Alpha is normalized per-profile so the same numeric value means the same intensity across backbones: α≈0.5 sits in the coherent-nuanced band on every bundled architecture, α≈1.0 is past the collapse cliff. Vectors are registered without alphas and applied per-call, so nothing persists on the model between generations.
Multiple vectors compose naturally — they register into a single manager that, per generation, installs a single in-place hidden-state hook per active layer (co-layer directions sum). Hooks are transient: composed before generation, removed after.
Custom concepts
When you steer on a concept that isn't in the curated probe library, the loaded model writes its own contrastive pairs. Generation is seeded across multiple "specificity lenses" (unique facts, physical traits, social dynamics, inner life, routines) and the prompt explicitly rejects generic pairs that could apply to anything similar. Pairs cache at ~/.saklas/vectors/local/<concept>/statements.json and are model-independent, so they're reused across models.
This means /steer "anything" works — religions, animals, fictional characters, "man who ate too much spaghetti." The vector captures what's distinctive about the concept, not generic associations.
Trait monitor
After each generation, saklas runs a separate forward pass over the generated text, pools hidden states from the last content token (matching probe extraction), mean-centers them against a cached per-layer baseline (computed from 45 neutral prompts), and scores against each probe via score-weighted cosine similarity. History accumulates across generations, enabling sparklines and running statistics.

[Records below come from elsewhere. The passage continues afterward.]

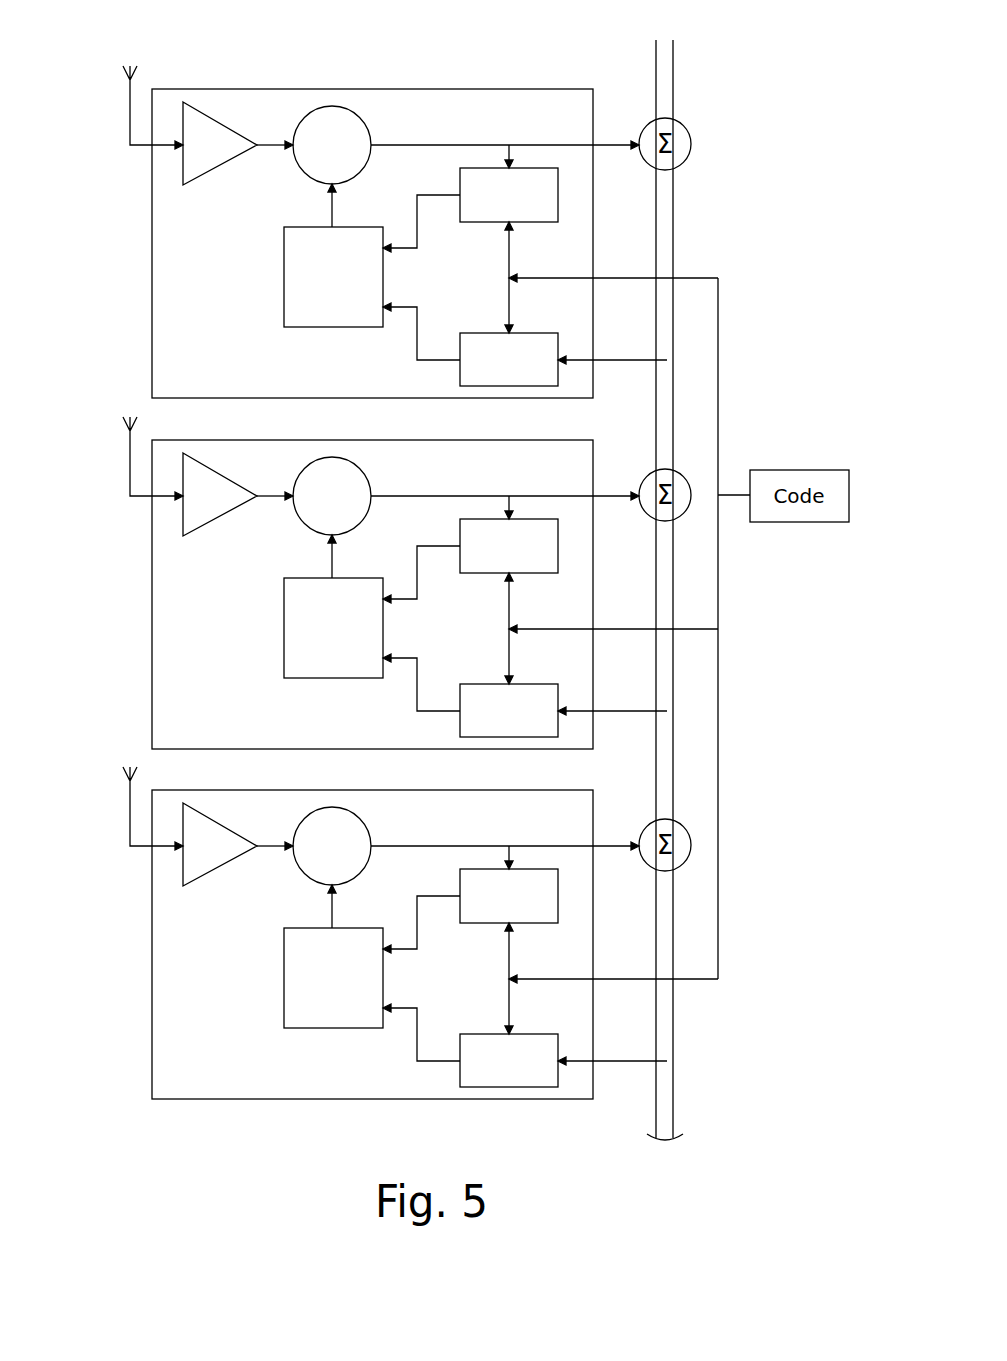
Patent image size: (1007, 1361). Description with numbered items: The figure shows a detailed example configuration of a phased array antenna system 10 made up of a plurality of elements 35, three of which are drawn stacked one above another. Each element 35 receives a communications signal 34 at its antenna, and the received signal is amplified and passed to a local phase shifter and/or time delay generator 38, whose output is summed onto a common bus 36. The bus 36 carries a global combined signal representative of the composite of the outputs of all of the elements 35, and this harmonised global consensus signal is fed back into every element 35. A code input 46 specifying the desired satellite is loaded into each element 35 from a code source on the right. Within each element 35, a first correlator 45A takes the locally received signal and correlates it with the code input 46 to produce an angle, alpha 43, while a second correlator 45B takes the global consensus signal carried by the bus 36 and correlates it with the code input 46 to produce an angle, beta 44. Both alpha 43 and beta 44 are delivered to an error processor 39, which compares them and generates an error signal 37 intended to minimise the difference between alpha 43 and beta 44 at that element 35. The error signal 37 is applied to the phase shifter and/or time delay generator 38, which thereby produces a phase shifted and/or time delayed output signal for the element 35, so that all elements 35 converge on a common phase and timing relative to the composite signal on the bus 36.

The phased array antenna system 10 is at (66, 20).
The communications signal 34 is at (136, 458).
The element 35 is at (372, 594).
The bus 36 is at (665, 576).
The error signal 37 is at (314, 556).
The phase shifter and/or time delay generator 38 is at (466, 495).
The error processor 39 is at (333, 627).
The angle alpha 43 is at (421, 574).
The angle beta 44 is at (421, 684).
The first correlator 45A is at (509, 545).
The second correlator 45B is at (563, 710).
The code input 46 is at (593, 628).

Layer means are cached at ~/.saklas/models/<safe_model_id>/layer_means.safetensors and auto-invalidate when ~/.saklas/neutral_statements.json changes hash.
Probe library
21 probes across 6 categories, each backed by 45 curated contrastive pairs (topically disjoint, not minimal-word-swap — see CLAUDE.md for the generation discipline). Most probes are bipolar: the name carries both poles (angry.calm, masculine.feminine), the positive pole activates on α>0 and the negative pole on α<0. Monopolar probes have no named opposite.
| Category | Probes |
|---|---|
| Affect | angry.calm, fearful.brave, happy.sad |
| Epistemic | confident.uncertain, honest.deceptive, hallucinating.grounded |
| Alignment | agentic, refusal.compliant, sycophantic.blunt, manipulative |
| Register | formal.casual, direct.indirect, verbose.concise, creative.conventional |
| Social stance | authoritative.submissive, hierarchical.egalitarian, high_context.low_context |
| Cultural | masculine.feminine, western.eastern, religious.secular, traditional.progressive |
Bipolar probes are extracted from Speaker A IS X / Speaker B IS Y contrastive pairs, so the negative direction is a real coherent pole rather than "absence of X." /steer angry - calm and /steer angry.calm resolve to the same vector — each pole is slugged independently (non-alphanumerics collapse to _), joined by the bipolar separator ..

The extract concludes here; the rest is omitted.